Two equal drops are falling through air with a steady velocity of $5cm{s}^{-1}$. If the drop coalesces, the new terminal velocity will become:

• A. $5\times 2cm{s}^{-1}$
• B. $5\times \sqrt{2}cm{s}^{-1}$
• C. $5\times (4{)}^{\frac{1}{3}}cm{s}^{-1}$
• D. $\frac{5}{\sqrt{2}}cm{s}^{-1}$

Answer 1

The correct option is C $5\times (4{)}^{\frac{1}{3}}cm{s}^{-1}$

when the two equal drops coalesces, volume of water remains same and a bigger drop is formed.
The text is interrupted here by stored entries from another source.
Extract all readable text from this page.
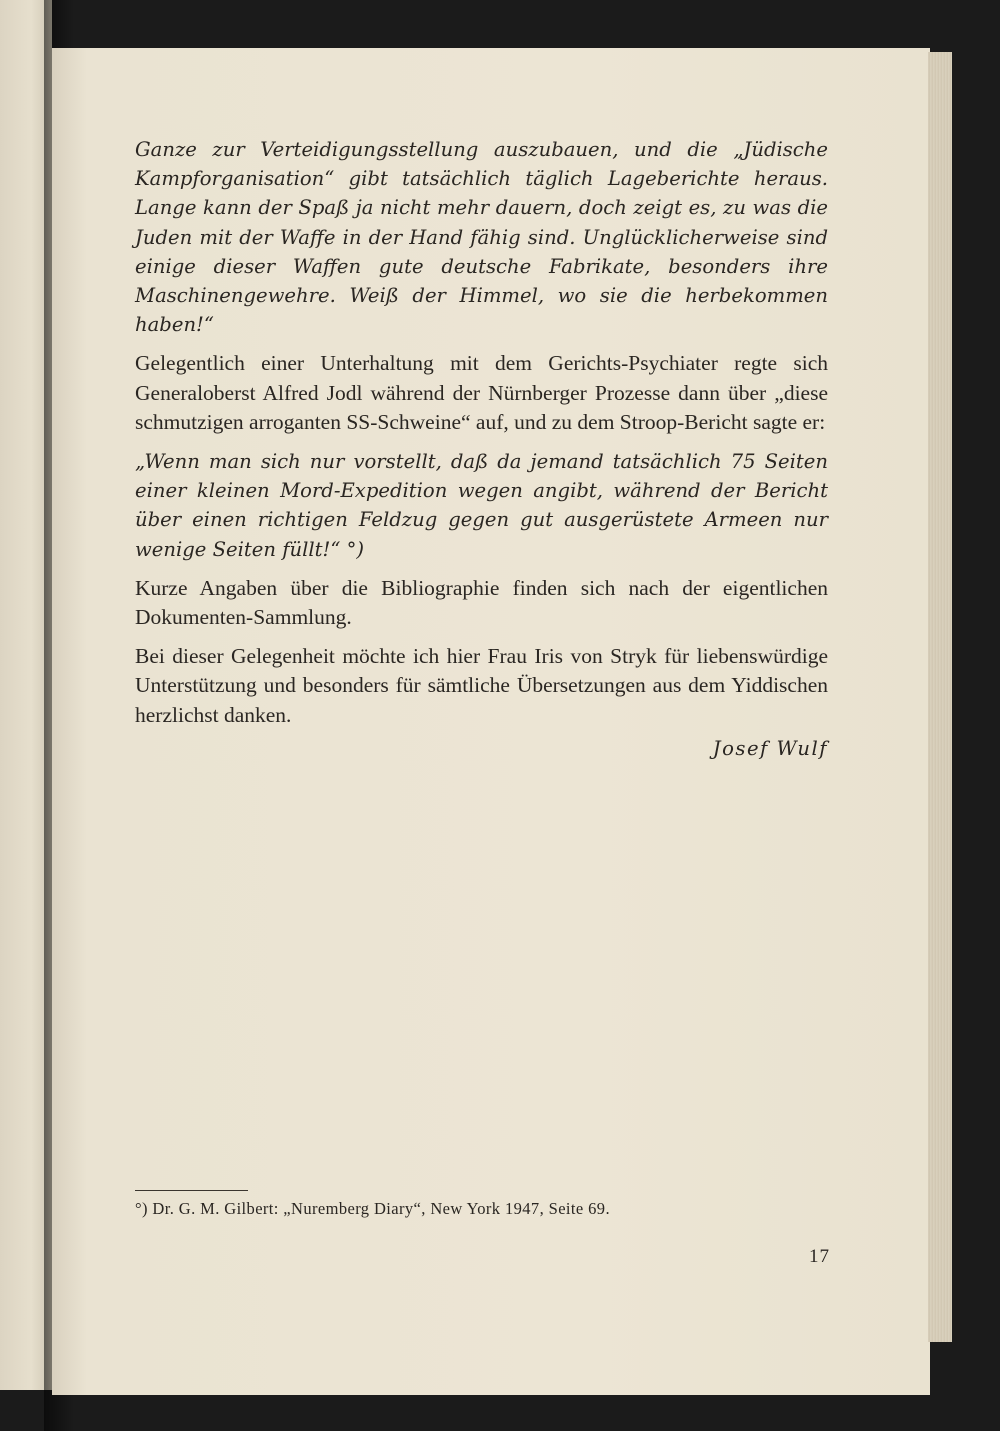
Ganze zur Verteidigungsstellung auszubauen, und die „Jüdische Kampforganisation“ gibt tatsächlich täglich Lageberichte heraus. Lange kann der Spaß ja nicht mehr dauern, doch zeigt es, zu was die Juden mit der Waffe in der Hand fähig sind. Unglücklicherweise sind einige dieser Waffen gute deutsche Fabrikate, besonders ihre Maschinengewehre. Weiß der Himmel, wo sie die herbekommen haben!“

Gelegentlich einer Unterhaltung mit dem Gerichts-Psychiater regte sich Generaloberst Alfred Jodl während der Nürnberger Prozesse dann über „diese schmutzigen arroganten SS-Schweine“ auf, und zu dem Stroop-Bericht sagte er:

„Wenn man sich nur vorstellt, daß da jemand tatsächlich 75 Seiten einer kleinen Mord-Expedition wegen angibt, während der Bericht über einen richtigen Feldzug gegen gut ausgerüstete Armeen nur wenige Seiten füllt!“ °)

Kurze Angaben über die Bibliographie finden sich nach der eigentlichen Dokumenten-Sammlung.

Bei dieser Gelegenheit möchte ich hier Frau Iris von Stryk für liebenswürdige Unterstützung und besonders für sämtliche Übersetzungen aus dem Yiddischen herzlichst danken.

Josef Wulf
°) Dr. G. M. Gilbert: „Nuremberg Diary“, New York 1947, Seite 69.
17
Lets say $r$ is radius of drop before these combine and $R$ is radius after these combine. we have
$2\times \frac{4}{3}\pi r^3=\frac{4}{3}\pi R^3\Rightarrow R=2^{1/3}r$
and we know that terminal velocity $V_T\propto$ radius${}^2$, so we have
$\frac{V_T^{\prime }}{V_T}=\frac{R^2}{r^2}\Rightarrow V_T^{\prime }={\left(\frac{R}{r}\right)}^2{V}_T={\left(2^{1/3}\right)}^2\times 5cm{s}^{-1}=5\times 4^{\frac{1}{3}}cm{s}^{-1}$